A better, more efficient model would be one that fires events on changes. A database that has Java running inside (e.g., Oracle) could do it.
We do it by polling the DB using an EJB timer task. In essence, we have a status filed which we update when we have processed that row.
So the EJB timer thread calls a procedure that grabs rows which are flagged "un-treated".
Dirty, but also very simple and robust. Especially, after a crash or something, it can still pick up from where it crashed without too much complexity.
The disadvantage is the wasted load on the DB, and also response time will be limited (probably requires seconds).
We have accomplished this in our firm by adding triggers to database tables that call an executable to issue a Tib Rendezvous message, which is received by all interested Java applications.
However, the ideal way to do this IMHO is to be in complete control of all database writes at the application level, and to notify any interested parties at this point (via multi-cast, Tib, etc). In reality this isn't always possible where you have a number of disparate systems.
You're indeed dependent on whether the database in question supports it. You'll also need to take the overhead into account. Lot of inserts/updates also means a lot of notifications and your Java code has to handle them consistently, else it will bubble up.

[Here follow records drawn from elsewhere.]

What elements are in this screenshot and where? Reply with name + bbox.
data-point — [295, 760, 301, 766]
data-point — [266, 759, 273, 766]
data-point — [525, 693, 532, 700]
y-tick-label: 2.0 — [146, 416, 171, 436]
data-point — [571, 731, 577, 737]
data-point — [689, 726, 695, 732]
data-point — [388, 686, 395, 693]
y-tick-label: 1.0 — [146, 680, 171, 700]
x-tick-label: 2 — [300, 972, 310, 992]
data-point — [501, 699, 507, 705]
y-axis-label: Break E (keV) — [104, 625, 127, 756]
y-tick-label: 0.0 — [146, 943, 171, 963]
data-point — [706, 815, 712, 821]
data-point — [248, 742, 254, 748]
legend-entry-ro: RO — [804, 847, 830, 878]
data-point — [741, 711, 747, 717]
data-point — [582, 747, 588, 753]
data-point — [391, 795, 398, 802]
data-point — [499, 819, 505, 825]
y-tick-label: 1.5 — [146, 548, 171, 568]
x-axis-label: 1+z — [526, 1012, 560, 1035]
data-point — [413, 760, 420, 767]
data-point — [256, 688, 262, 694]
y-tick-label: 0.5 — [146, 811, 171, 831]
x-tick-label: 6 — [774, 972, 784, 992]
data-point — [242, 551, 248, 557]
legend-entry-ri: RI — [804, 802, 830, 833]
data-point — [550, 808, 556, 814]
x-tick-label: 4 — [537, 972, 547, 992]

If the datamodel allows it, just add an extra column which holds a timestamp which get updated on every insert/update. Most major DB's supports an auto-update of the column on every insert/update. I don't know which DB server you're using, so I'll give only a MySQL-targeted example:
CREATE TABLE mytable (
id BIGINT NOT NULL AUTO_INCREMENT PRIMARY KEY,
somevalue VARCHAR(255) NOT NULL,
lastupdate TIMESTAMP NOT NULL DEFAULT CURRENT_TIMESTAMP ON UPDATE CURRENT_TIMESTAMP,
INDEX (lastupdate)
)
This way you don't need to worry about inserting/updating the lastupdate yourself. You can just do an INSERT INTO mytable (somevalue) VALUES (?) or UPDATE mytable SET somevalue = ? WHERE id = ? and the DB will do the magic.

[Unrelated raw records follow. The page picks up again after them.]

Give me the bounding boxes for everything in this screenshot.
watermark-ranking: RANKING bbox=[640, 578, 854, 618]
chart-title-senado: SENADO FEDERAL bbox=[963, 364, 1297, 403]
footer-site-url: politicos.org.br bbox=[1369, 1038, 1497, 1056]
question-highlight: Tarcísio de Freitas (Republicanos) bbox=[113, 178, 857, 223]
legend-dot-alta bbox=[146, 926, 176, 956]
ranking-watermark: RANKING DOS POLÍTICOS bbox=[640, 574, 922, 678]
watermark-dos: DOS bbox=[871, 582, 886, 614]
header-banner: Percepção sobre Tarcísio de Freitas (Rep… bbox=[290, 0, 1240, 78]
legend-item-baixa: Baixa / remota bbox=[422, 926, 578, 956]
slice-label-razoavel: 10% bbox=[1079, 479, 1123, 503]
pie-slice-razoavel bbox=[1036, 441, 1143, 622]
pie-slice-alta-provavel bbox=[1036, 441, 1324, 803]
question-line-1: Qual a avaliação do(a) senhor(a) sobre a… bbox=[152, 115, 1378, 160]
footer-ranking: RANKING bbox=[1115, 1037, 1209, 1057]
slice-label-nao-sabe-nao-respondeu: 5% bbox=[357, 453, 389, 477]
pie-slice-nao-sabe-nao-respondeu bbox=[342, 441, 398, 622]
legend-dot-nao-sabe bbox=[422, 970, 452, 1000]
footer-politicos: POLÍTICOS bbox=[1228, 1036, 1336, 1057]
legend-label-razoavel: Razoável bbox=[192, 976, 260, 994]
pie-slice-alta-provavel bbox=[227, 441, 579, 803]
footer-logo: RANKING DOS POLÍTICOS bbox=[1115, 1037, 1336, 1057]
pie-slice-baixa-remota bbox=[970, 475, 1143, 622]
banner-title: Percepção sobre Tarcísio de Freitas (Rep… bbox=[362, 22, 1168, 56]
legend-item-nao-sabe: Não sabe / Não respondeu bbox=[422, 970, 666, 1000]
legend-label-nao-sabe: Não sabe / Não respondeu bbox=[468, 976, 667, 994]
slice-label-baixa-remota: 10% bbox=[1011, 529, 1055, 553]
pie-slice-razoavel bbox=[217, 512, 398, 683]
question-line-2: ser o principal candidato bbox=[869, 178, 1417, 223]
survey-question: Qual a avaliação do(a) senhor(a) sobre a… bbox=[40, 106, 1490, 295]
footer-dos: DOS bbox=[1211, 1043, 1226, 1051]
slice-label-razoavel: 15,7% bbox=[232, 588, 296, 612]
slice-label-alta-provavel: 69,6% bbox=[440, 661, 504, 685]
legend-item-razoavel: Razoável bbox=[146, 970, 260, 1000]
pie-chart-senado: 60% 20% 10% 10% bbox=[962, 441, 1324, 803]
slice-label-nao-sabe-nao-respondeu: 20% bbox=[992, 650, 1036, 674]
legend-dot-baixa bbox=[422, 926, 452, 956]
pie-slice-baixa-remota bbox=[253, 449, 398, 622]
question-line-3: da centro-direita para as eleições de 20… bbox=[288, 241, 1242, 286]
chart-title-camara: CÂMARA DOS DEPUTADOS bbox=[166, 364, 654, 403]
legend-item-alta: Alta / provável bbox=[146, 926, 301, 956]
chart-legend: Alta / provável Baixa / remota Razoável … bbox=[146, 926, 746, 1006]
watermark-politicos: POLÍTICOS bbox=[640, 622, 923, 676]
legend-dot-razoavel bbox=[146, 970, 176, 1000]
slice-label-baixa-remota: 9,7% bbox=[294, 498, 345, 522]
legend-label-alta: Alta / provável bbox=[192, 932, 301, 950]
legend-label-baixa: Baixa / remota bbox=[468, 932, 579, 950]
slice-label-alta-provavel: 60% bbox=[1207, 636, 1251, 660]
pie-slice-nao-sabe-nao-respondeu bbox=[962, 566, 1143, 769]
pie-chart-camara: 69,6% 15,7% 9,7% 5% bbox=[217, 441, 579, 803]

After ensuring that the DB server's time and Java application's time are the same, you can just fire a background thread (using either Timer with TimerTask, or ScheduledExecutorService with Runnable or Callable) which does roughly this:
Date now = new Date();
statement = connection.prepareStatement("SELECT id FROM mytable WHERE lastupdate BETWEEN ? AND ?");
statement.setDate(1, this.lastTimeChecked);
statement.setDate(2, now);
resultSet = statement.executeQuery();
while (resultSet.next()) {
// Handle accordingly.
}
this.lastTimeChecked = now;
Update: as per the question update it turns out that you have no control over the DB. Well, then you don't have much good/efficient options. Either just refresh the entire list in Java memory with entire data from DB without checking/comparing for changes (probably the fastest way), or dynamically generate a SQL query based on the current data which excludes the current data from the results.

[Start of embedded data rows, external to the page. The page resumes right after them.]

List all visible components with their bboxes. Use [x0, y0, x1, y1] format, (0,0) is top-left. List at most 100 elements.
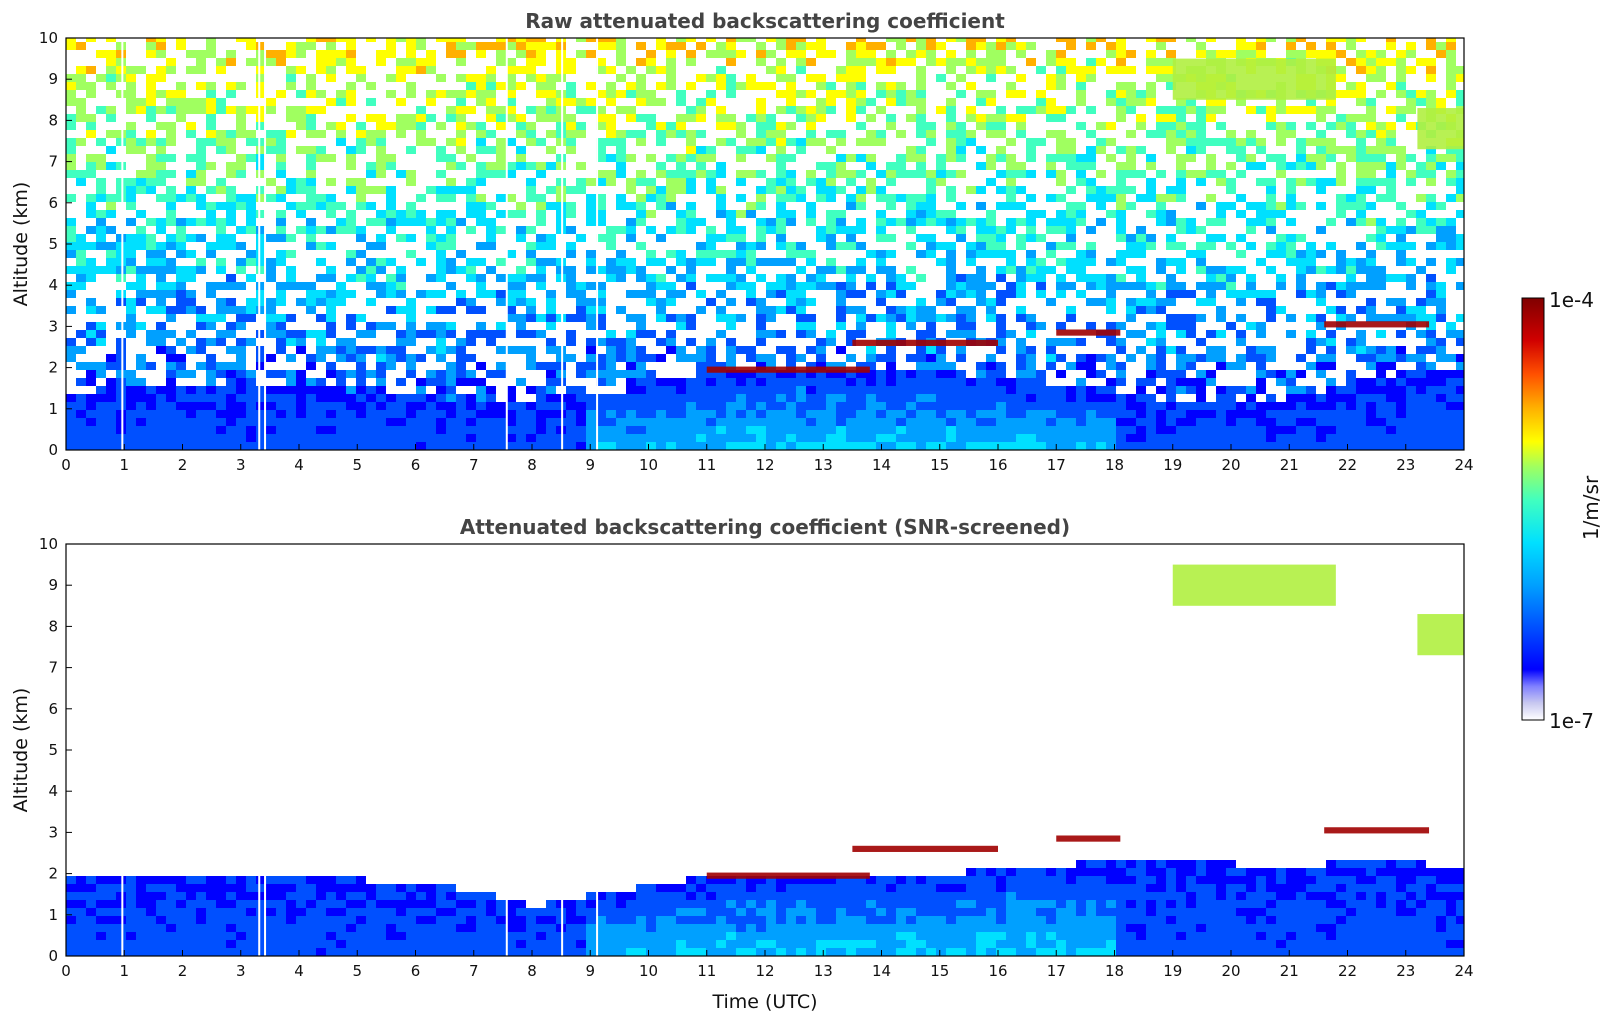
heatmap-cell: [846, 402, 856, 410]
heatmap-cell: [456, 370, 466, 378]
heatmap-cell: [296, 346, 306, 354]
heatmap-cell: [996, 42, 1006, 50]
heatmap-cell: [1216, 346, 1226, 354]
heatmap-cell: [1326, 354, 1336, 362]
heatmap-cell: [1446, 50, 1456, 58]
heatmap-cell: [746, 266, 756, 274]
heatmap-cell: [836, 290, 846, 298]
heatmap-cell: [416, 378, 426, 386]
heatmap-cell: [466, 426, 476, 434]
heatmap-cell: [166, 258, 176, 266]
heatmap-cell: [336, 884, 346, 892]
heatmap-cell: [996, 202, 1006, 210]
heatmap-cell: [1206, 162, 1216, 170]
heatmap-cell: [1446, 170, 1456, 178]
heatmap-cell: [86, 916, 96, 924]
heatmap-cell: [316, 948, 326, 956]
heatmap-cell: [1116, 370, 1126, 378]
heatmap-cell: [966, 418, 976, 426]
heatmap-cell: [196, 234, 206, 242]
heatmap-cell: [166, 98, 176, 106]
heatmap-cell: [296, 892, 306, 900]
heatmap-cell: [436, 290, 446, 298]
heatmap-cell: [886, 194, 896, 202]
heatmap-cell: [586, 338, 596, 346]
heatmap-cell: [626, 178, 636, 186]
heatmap-cell: [1136, 146, 1146, 154]
heatmap-cell: [806, 250, 816, 258]
heatmap-cell: [626, 130, 636, 138]
heatmap-cell: [1246, 410, 1256, 418]
heatmap-cell: [1076, 418, 1086, 426]
heatmap-cell: [716, 306, 726, 314]
heatmap-cell: [226, 916, 236, 924]
heatmap-cell: [686, 210, 696, 218]
heatmap-cell: [516, 274, 526, 282]
heatmap-cell: [126, 178, 136, 186]
heatmap-cell: [196, 202, 206, 210]
heatmap-cell: [826, 394, 836, 402]
heatmap-cell: [186, 346, 196, 354]
heatmap-cell: [156, 42, 166, 50]
heatmap-cell: [1026, 194, 1036, 202]
heatmap-cell: [226, 146, 236, 154]
heatmap-cell: [136, 948, 146, 956]
heatmap-cell: [116, 130, 126, 138]
heatmap-cell: [856, 330, 866, 338]
heatmap-cell: [1116, 90, 1126, 98]
heatmap-cell: [1366, 354, 1376, 362]
heatmap-cell: [1016, 202, 1026, 210]
heatmap-cell: [1266, 306, 1276, 314]
heatmap-cell: [1376, 370, 1386, 378]
heatmap-cell: [1076, 170, 1086, 178]
heatmap-cell: [1446, 178, 1456, 186]
heatmap-cell: [186, 122, 196, 130]
heatmap-cell: [426, 924, 436, 932]
x-tick-label: 3: [236, 456, 246, 474]
heatmap-cell: [186, 306, 196, 314]
heatmap-cell: [846, 90, 856, 98]
heatmap-cell: [1116, 218, 1126, 226]
heatmap-cell: [536, 234, 546, 242]
heatmap-cell: [736, 226, 746, 234]
heatmap-cell: [1316, 202, 1326, 210]
heatmap-cell: [346, 426, 356, 434]
heatmap-cell: [696, 410, 706, 418]
heatmap-cell: [996, 38, 1006, 42]
heatmap-cell: [786, 250, 796, 258]
heatmap-cell: [1056, 130, 1066, 138]
heatmap-cell: [396, 932, 406, 940]
heatmap-cell: [806, 90, 816, 98]
heatmap-cell: [876, 234, 886, 242]
heatmap-cell: [986, 210, 996, 218]
heatmap-cell: [1066, 266, 1076, 274]
heatmap-cell: [786, 242, 796, 250]
heatmap-cell: [486, 426, 496, 434]
heatmap-cell: [196, 884, 206, 892]
heatmap-cell: [76, 274, 86, 282]
heatmap-cell: [1356, 394, 1366, 402]
heatmap-cell: [1166, 418, 1176, 426]
heatmap-cell: [286, 66, 296, 74]
heatmap-cell: [366, 218, 376, 226]
heatmap-cell: [526, 258, 536, 266]
heatmap-cell: [1406, 154, 1416, 162]
heatmap-cell: [446, 210, 456, 218]
heatmap-cell: [276, 298, 286, 306]
heatmap-cell: [336, 394, 346, 402]
heatmap-cell: [116, 90, 126, 98]
heatmap-cell: [736, 146, 746, 154]
heatmap-cell: [156, 66, 166, 74]
heatmap-cell: [576, 50, 586, 58]
heatmap-cell: [1216, 50, 1226, 58]
heatmap-cell: [1436, 306, 1446, 314]
heatmap-cell: [956, 146, 966, 154]
heatmap-cell: [246, 258, 256, 266]
heatmap-cell: [406, 418, 416, 426]
heatmap-cell: [1226, 290, 1236, 298]
heatmap-cell: [1266, 114, 1276, 122]
heatmap-cell: [106, 426, 116, 434]
heatmap-cell: [546, 370, 556, 378]
heatmap-cell: [626, 402, 636, 410]
heatmap-cell: [1116, 234, 1126, 242]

I assume that you're talking about a situation where anything can update a table. If for some reason you're instead talking about a situation where only the Java application will be updating the table that's different. If you're using Java only you can put this code in your DAO or EJB doing the update (it's much cleaner than using a trigger in this case).
An alternative way to do this is to funnel all database calls through a web service API, or perhaps a JMS API, which does the actual database calls. Processes could register there to get a notification of a database update.
We have a similar requirement. In our case we have a legacy system that we do not want to adversely impact performance on the existing transaction table.
Here's my proposal:
A new work table with pk to transaction and insert timestamp
A new audit table that has same columns as transaction table + audit columns
Trigger on transaction table to dump all insert/update/deletes to an audit table
Java process to poll the work table, join to the audit table, publish the event in question and delete from the work table.
Question is: What do you use for polling? Is quartz overkill? How can you scale back the polling frequency based on the current DB load?